El sol del 25 asomó, finalmente el martes, tras cuatro jornadas que imitaron aquellas nubladas y lluviosas de 1810. Bajo el cielo celeste, la marea humana continuó su curso sobre la Avenida 9 de Julio, colmando los stands, las postas gastronómicas y cantando y bailando frente a los escenarios.

Faltaba poco para el cierre, que seria a las 19 horas alcanzando el cenit con un desfile organizado por el Grupo Fuerza Bruta, que prometía ser impresionante, con 19 escenas paradigmáticas de la historia argentina. Sería luego del discurso de la presidenta Cristina Fernández en la Casa Rosada, frente a presidentes de Latinoamérica, entre ellos Evo Morales de Bolivia, Hugo Chávez de Venezuela, José Mujica de Uruguay, Lula da Silva de Brasil y el depuesto presidente de Honduras, Miguel Zelaya entre otros funcionarios.

A las 18 horas el edificio del Cabildo iluminó dos siglos de historia, con la misma tecnología que lo hiciera el Teatro Colón en la jornada previa. Desde Juan José Castelli hasta Juan Domingo Perón, desde Yrigoyen hasta Videla, Las Malvinas y los bombardeos a Plaza de Mayo, el retorno a la democracia y el presente, apareció mágicamente por ventanas y balcones del Cabildo, en apenas 22 minutos, un resumen de 200 años.

Fue allí cuando el baile -en todos los sentidos de la palabra- dio comienzo. Fuerza Bruta, el grupo de teatro experimental, con 3500 actores, reflejó en 19 actos 200 años de historia. Basado en una idea de Diqui James, creador de De la Guarda, la metodología es provocar el impacto mediante la movilización de los sentidos.

Los Pueblos Originarios, el campo, el trabajo en las fábricas, los maestros, los médicos, la dictadura reflejada en dos enormes estructuras: una con la Constitución Argentina y las urnas prendiéndose fuego y otra con la recreación de la ronda de las Madres de Plaza de Mayo.
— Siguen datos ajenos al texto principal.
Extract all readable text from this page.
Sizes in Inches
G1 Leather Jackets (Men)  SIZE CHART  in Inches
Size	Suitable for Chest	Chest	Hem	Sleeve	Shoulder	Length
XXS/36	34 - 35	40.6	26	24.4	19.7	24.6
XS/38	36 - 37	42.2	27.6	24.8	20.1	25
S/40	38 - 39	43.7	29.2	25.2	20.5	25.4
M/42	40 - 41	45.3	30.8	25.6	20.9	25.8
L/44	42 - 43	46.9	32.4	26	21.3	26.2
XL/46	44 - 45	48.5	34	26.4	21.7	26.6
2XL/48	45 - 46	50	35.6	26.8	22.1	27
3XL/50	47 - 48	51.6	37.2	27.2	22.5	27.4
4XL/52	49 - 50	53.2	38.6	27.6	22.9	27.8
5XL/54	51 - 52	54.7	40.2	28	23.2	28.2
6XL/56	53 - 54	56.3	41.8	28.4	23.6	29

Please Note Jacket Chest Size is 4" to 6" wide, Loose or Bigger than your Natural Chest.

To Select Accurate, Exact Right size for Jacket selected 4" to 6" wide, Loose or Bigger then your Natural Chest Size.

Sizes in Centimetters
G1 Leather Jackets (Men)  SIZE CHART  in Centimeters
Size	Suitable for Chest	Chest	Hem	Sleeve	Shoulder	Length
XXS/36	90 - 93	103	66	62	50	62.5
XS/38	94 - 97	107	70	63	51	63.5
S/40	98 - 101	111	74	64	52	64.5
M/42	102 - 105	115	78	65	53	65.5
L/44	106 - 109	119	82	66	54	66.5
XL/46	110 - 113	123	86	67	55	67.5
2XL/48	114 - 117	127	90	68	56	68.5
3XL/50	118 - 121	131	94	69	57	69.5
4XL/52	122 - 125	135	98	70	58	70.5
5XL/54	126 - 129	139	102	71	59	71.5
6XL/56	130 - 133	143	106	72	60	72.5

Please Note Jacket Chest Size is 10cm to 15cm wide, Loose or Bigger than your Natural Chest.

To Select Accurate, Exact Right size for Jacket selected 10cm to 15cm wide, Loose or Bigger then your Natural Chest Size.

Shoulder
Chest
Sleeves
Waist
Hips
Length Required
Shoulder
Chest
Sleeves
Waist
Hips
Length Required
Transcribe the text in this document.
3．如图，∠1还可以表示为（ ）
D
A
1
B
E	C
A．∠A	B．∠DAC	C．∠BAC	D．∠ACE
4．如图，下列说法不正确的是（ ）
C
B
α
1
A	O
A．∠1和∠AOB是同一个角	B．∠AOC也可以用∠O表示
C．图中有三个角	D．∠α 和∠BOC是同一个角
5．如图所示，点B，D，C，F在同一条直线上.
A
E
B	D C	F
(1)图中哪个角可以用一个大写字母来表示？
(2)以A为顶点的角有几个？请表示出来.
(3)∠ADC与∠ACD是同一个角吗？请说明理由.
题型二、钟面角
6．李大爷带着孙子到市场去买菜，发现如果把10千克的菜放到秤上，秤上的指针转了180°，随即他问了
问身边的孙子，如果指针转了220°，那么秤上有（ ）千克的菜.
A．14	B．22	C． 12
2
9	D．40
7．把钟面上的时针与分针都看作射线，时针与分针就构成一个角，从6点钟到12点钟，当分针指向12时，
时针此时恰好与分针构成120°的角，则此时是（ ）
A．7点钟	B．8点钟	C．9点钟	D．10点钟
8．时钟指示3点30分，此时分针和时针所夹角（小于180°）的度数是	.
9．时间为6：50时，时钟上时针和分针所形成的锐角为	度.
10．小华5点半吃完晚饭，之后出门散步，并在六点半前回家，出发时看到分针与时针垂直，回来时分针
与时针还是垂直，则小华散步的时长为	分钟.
La guerra de Malvinas, en uno de los puntos más duros (por lo terrible, y oscuro) del desfile, la democracia, el folklore, el rock, el tango, y un final a todo baile que culminó con la apertura de las vallas y el paso de la gente a la pasarela, caminando detrás de la procesión. Durante dos horas la emoción y la sorpresa, marcharon desde Plaza de Mayo por más de 20 cuadras, a lo largo de la avenida 9 de Julio.

Pero el final de las cinco jornadas de festejos no fue completo sin música, y el rosarino Fito Páez fue el encargado de ponerla, con clásicos de su carrera coreados por la multitud que aguantó hasta después de las dos de la mañana del 26 de mayo.

Antes del final, junto a actores, colaboradores, funcionarios y músicos, se cantó una vez más el Himno y desde los edificios cercanos, brotaron cientos de fuegos artificiales, por más de 15 minutos, dejando iluminada la imagen imborrable: la de este país bicentenario, que sigue rodando, como la vida, como la libertad.